Qu’est-ce qui motive ces cyclistes quatre saisons? Écologie, plaisir de rouler, santé ou économie, les avantages sont multiples. Marc-Antoine Dion, lui, s’y est d’abord mis pour épargner. Son premier vélo lui a coûté 75$. Son deuxième, rien du tout: il se l’est bricolé en ramassant des bicyclettes abandonnées aux ordures. En trois ans, il a dépensé environ 300$ pour sa monture, incluant les réparations. C’est ce que coûte le laissez-passer du RTC pour une demi-année au tarif étudiant! Pourrait-on ajouter à ces économies le montant d’un abonnement au gym? Avec plus d’une heure de vélo chaque jour, Marc-Antoine Dion n’a pas besoin d’un entraînement supplémentaire. Sa petite bedaine de bière a disparu… et les endorphines libérées par l’activité physique lui permettent de se sentir bien toute la journée.

Christian DesAlliers en est un autre qui roule à l’année. Lui qui habite à Lévis combine vélo et traversier pour se déplacer. Comme son auto rouillait devant son entrée, il s’en est départi. Économie substantielle, donc. Mais le sportif parle surtout du plaisir de rouler en plein air, de prendre conscience de la nature, de voir évoluer les saisons.

Le vélo a des bienfaits écologiques, car il réduit les émissions de gaz à effet de serre. Mais la réduction de la pollution atmosphérique n’est souvent pas la principale motivation qui anime les cyclistes. Voilà donc détruit le mythe de l’écolo à vélo!

Et le froid, la glace? Pour les cyclistes, il n’y a pas de mauvaise température, seulement une mauvaise sélection de vêtements. Quand on y pense, pédaler réchauffe davantage qu’attendre l’autobus, immobile, figé à scruter le va-et-vient des véhicules. Quant à la glace, on peut y faire face en équipant ses pneus de crampons ou en les dégonflant légèrement pour augmenter leur adhérence. Et puis, les jours de tempête ou de grand froid, il reste l’autobus.

La seule vraie menace, c’est l’automobiliste. Qui peut être impatient, inattentif, parfois agressif. Dans son «salon chauffé sur quatre roues», comme le dit Marc-Antoine Dion, il roule dans le confort, parfois vite, et ne comprend pas toujours les motivations de ces téméraires qui se déplacent en bécane. Les cyclistes doivent donc redoubler de précautions en s'équipant de clignotants, de réflecteurs ou d’un dossard de couleur vive.

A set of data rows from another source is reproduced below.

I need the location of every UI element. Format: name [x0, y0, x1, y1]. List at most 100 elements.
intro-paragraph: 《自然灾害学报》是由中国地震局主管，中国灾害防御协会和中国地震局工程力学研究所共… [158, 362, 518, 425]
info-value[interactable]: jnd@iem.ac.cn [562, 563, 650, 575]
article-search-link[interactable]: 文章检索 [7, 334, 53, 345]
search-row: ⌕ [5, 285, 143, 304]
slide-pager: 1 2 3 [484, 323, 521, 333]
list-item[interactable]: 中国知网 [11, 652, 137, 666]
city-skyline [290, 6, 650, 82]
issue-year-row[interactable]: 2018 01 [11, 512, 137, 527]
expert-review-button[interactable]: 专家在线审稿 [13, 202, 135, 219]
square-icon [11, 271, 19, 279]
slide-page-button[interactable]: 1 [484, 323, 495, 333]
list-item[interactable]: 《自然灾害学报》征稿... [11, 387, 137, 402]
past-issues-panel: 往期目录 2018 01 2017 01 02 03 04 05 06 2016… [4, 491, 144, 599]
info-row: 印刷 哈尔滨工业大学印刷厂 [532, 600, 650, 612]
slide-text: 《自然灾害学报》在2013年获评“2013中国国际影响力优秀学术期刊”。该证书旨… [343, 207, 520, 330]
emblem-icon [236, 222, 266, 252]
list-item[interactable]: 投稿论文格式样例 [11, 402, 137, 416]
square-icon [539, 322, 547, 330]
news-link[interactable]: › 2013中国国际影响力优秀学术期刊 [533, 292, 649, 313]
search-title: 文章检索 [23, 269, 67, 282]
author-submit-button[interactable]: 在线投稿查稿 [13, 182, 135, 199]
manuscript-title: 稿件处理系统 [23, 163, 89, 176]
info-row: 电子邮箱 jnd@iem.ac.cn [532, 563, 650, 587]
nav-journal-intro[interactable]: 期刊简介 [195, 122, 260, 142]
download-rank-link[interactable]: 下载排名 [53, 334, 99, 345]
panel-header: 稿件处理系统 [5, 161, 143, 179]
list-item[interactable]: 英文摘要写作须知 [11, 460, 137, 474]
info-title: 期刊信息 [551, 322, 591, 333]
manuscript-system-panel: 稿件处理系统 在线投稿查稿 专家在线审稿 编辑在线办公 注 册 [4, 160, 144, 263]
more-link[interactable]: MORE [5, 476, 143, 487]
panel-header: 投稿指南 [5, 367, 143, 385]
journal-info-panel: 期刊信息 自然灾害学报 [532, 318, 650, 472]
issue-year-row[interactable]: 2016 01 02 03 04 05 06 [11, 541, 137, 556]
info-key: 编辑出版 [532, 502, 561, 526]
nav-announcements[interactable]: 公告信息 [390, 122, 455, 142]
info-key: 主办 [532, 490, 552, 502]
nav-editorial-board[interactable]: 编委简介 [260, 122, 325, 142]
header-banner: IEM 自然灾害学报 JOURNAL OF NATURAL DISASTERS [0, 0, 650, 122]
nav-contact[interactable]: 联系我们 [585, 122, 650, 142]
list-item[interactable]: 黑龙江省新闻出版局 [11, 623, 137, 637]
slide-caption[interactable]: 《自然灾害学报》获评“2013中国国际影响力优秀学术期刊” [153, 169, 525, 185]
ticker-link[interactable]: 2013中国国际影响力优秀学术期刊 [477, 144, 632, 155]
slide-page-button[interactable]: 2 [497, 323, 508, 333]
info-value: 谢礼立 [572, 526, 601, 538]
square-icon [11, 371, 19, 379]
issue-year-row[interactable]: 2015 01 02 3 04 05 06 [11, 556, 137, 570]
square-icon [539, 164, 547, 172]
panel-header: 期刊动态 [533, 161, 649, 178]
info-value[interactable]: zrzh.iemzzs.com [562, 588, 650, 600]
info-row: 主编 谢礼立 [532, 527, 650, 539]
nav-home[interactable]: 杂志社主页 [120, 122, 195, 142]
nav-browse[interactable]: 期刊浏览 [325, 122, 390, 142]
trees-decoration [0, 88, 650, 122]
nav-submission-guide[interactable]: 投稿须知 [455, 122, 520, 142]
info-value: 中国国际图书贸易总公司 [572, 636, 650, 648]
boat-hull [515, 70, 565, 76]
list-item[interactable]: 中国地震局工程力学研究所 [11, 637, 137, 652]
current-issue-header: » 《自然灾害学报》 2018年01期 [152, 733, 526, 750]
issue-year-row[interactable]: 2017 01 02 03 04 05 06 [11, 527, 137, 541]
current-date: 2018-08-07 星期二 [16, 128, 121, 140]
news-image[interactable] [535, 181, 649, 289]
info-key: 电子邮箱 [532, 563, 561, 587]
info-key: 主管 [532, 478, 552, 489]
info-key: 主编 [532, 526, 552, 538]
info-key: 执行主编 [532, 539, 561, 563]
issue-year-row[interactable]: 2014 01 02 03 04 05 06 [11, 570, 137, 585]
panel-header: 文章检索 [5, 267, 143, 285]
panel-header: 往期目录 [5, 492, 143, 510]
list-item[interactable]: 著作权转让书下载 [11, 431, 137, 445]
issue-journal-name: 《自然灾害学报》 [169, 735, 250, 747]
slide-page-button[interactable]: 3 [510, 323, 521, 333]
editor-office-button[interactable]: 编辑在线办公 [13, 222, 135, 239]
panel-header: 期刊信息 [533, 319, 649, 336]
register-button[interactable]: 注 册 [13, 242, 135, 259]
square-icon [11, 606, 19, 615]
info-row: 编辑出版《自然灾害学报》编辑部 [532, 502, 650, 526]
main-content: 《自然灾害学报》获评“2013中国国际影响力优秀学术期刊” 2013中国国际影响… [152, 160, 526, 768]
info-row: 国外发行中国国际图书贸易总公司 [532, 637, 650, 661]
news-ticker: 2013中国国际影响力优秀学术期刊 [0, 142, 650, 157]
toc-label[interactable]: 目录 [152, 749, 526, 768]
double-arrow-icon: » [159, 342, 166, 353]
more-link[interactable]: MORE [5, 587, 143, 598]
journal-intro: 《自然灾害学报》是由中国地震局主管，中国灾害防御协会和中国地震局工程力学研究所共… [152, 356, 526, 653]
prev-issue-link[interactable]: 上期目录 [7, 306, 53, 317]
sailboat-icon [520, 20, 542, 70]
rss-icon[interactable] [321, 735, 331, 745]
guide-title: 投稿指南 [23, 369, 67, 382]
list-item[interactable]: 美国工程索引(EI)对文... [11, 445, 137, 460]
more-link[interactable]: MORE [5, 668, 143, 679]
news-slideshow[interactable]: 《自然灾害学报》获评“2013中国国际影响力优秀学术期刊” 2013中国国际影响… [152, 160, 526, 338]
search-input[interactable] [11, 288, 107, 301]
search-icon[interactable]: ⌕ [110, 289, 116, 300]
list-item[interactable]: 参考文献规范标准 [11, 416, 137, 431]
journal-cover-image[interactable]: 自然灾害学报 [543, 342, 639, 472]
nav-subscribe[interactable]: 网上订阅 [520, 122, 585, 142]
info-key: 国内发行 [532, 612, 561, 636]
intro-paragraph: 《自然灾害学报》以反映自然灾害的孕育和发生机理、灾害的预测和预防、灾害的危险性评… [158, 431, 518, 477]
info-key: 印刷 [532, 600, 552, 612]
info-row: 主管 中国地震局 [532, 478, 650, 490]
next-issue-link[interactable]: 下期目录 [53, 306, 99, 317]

Pour faciliter la vie des cyclistes, l’Université met à leur disposition des douches dans les pavillons Price, Pouliot, Desjardins, Savard, Vandry, Casault, Comtois et du Vieux-Séminaire. Ils peuvent aussi utiliser des casiers à vélo sécurisés au coût de 15$ par mois au PEPS ainsi qu’aux pavillons Bonenfant, Vandry, Desjardins et Casault. La Coop Roue-Libre ouvre aussi son atelier de mécanique vélo en hiver le lundi de 16h à 19h et le mardi de 13h à 20h. Environ 13 000 étudiants et employés se rendraient à vélo sur le campus pendant au moins une session. Jean-Sébastien Boucher, coordonnateur en mobilité durable, souligne que la plupart vivent dans un rayon de 7 km, ce qui inclut le Vieux-Québec et Limoilou. Mais certains viennent d’aussi loin que de la Rive-Sud!

Dans le quartier Limoilou, l’organisme VéloCentrix offre des ateliers de formation sur le vélo d’hiver. Comme quoi il existe une demande dans la région. La fin de semaine dernière se tenait d’ailleurs la 11e édition d’Action citoyenne à vélo à Québec. Une trentaine de cyclistes de 17 à 48 ans ont assuré une présence continue dans les rues. Travailleurs ou étudiants, hommes ou femmes… «La cohabitation entre automobilistes et cyclistes doit être rendue possible peu importe la saison. Plus ils se côtoieront, plus ils se respecteront et mieux ils partageront de la route», conclut Christian DesAlliers, qui s’est bien sûr mêlé aux participants.